İnşaat Projelerinde Risk Faktörleri
İnşaat sektöründe proje üretim ve yönetim maliyetleri öngörülmeye çalışılmakla birlikte, bu maliyet hedeflerindeki herhangi bir sapma sonucu kötü sürprizler doğabilmektedir. Bunun yanında yetersiz yapılan analizler ekonomik kayıp kaygısıyla risk düzeyi yüksek olan projelerden kaçınma durumunu da ortaya çıkarabilir. Risk yönetiminin gerekliliği tam da bu noktada önem kazanmaktadır.
İnşaat sektörünün proje, ülke ve pazardan kaynaklanan belirsizliklere sahip oluşu risk yönetimini zor hale getirmektedir. Sektör özelinde risk yönetim sistemlerinin geliştirilmesi için farklı senaryolarda proje performansının ölçülmesi ve geçmiş deneyimlerin yeni projelerde kullanılması kaçınılmaz hale gelmiştir. Faaliyet alanıyla ilgili risklerin neler olduğunun tanımlanması, işletmelerin potansiyel kayıplarının belirlenmesi noktasında oldukça önem taşımaktadır. Bu noktada en önemli adım, risk kaynaklarının sınıflandırılması, ikinci önemli adım ise projenin gerçekleşmesinde karşılaşılacak risklerin neler olduğunun belirlenmesidir.

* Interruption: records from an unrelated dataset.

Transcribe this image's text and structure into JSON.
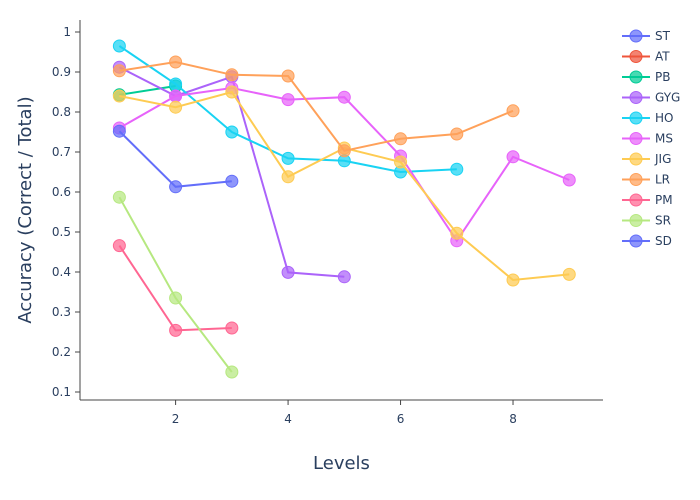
{
  "chart_data": {
    "type": "line",
    "xlabel": "Levels",
    "ylabel": "Accuracy (Correct / Total)",
    "xlim": [
      0.3,
      9.6
    ],
    "ylim": [
      0.08,
      1.03
    ],
    "xticks": [
      2,
      4,
      6,
      8
    ],
    "yticks": [
      0.1,
      0.2,
      0.3,
      0.4,
      0.5,
      0.6,
      0.7,
      0.8,
      0.9,
      1
    ],
    "legend_position": "top-right",
    "grid": false,
    "series": [
      {
        "name": "ST",
        "color": "#636efa",
        "x": [],
        "y": []
      },
      {
        "name": "AT",
        "color": "#EF553B",
        "x": [],
        "y": []
      },
      {
        "name": "PB",
        "color": "#00cc96",
        "x": [
          1,
          2
        ],
        "y": [
          0.843,
          0.865
        ]
      },
      {
        "name": "GYG",
        "color": "#ab63fa",
        "x": [
          1,
          2,
          3,
          4,
          5
        ],
        "y": [
          0.912,
          0.84,
          0.888,
          0.399,
          0.388
        ]
      },
      {
        "name": "HO",
        "color": "#19d3f3",
        "x": [
          1,
          2,
          3,
          4,
          5,
          6,
          7
        ],
        "y": [
          0.965,
          0.87,
          0.75,
          0.684,
          0.678,
          0.65,
          0.657
        ]
      },
      {
        "name": "MS",
        "color": "#e763fa",
        "x": [
          1,
          2,
          3,
          4,
          5,
          6,
          7,
          8,
          9
        ],
        "y": [
          0.76,
          0.84,
          0.86,
          0.831,
          0.837,
          0.69,
          0.478,
          0.688,
          0.63
        ]
      },
      {
        "name": "JIG",
        "color": "#FECB52",
        "x": [
          1,
          2,
          3,
          4,
          5,
          6,
          7,
          8,
          9
        ],
        "y": [
          0.84,
          0.812,
          0.85,
          0.638,
          0.71,
          0.675,
          0.497,
          0.38,
          0.394
        ]
      },
      {
        "name": "LR",
        "color": "#FFA15A",
        "x": [
          1,
          2,
          3,
          4,
          5,
          6,
          7,
          8
        ],
        "y": [
          0.903,
          0.925,
          0.893,
          0.89,
          0.703,
          0.733,
          0.745,
          0.803
        ]
      },
      {
        "name": "PM",
        "color": "#FF6692",
        "x": [
          1,
          2,
          3
        ],
        "y": [
          0.466,
          0.254,
          0.26
        ]
      },
      {
        "name": "SR",
        "color": "#B6E880",
        "x": [
          1,
          2,
          3
        ],
        "y": [
          0.587,
          0.335,
          0.15
        ]
      },
      {
        "name": "SD",
        "color": "#636efa",
        "x": [
          1,
          2,
          3
        ],
        "y": [
          0.752,
          0.613,
          0.627
        ]
      }
    ]
  }
}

İnşaat projeleri doğaları gereği birbirlerinden farklıdır ve bu da her projenin tamamen kendi parametreleriyle düşünülmesi gerektiği sonucuna çıkmaktadır. Etkin bir risk yönetim sistemi tüm farklı projelere uygulanabilen bir grup teknikten oluşur. Risk analizi yapılarak en iyi ve en kötü senaryolar ile gelişmelerin tahmini daha sağlıklı yapılabilir. İnşaat projelerinde girdi ve çıktılar arasındaki ilişkiler güçleştikçe analiz yapmak ve olası gidişatı öngörmek de zorlaşabilir. Durum bu haldeyken simülasyon teknikleriyle, proje değişken ve riskleri modellenebilir. Büyük çaplı belirsizlikler projenin erken aşamalarında kendilerini gösterirler. Bunun önüne geçmek için proje başlangıcında olabildiğince fazla risk belirlenmeli ve değerlendirilmeli, risk yönetimine tüm proje süresince devam edilmelidir.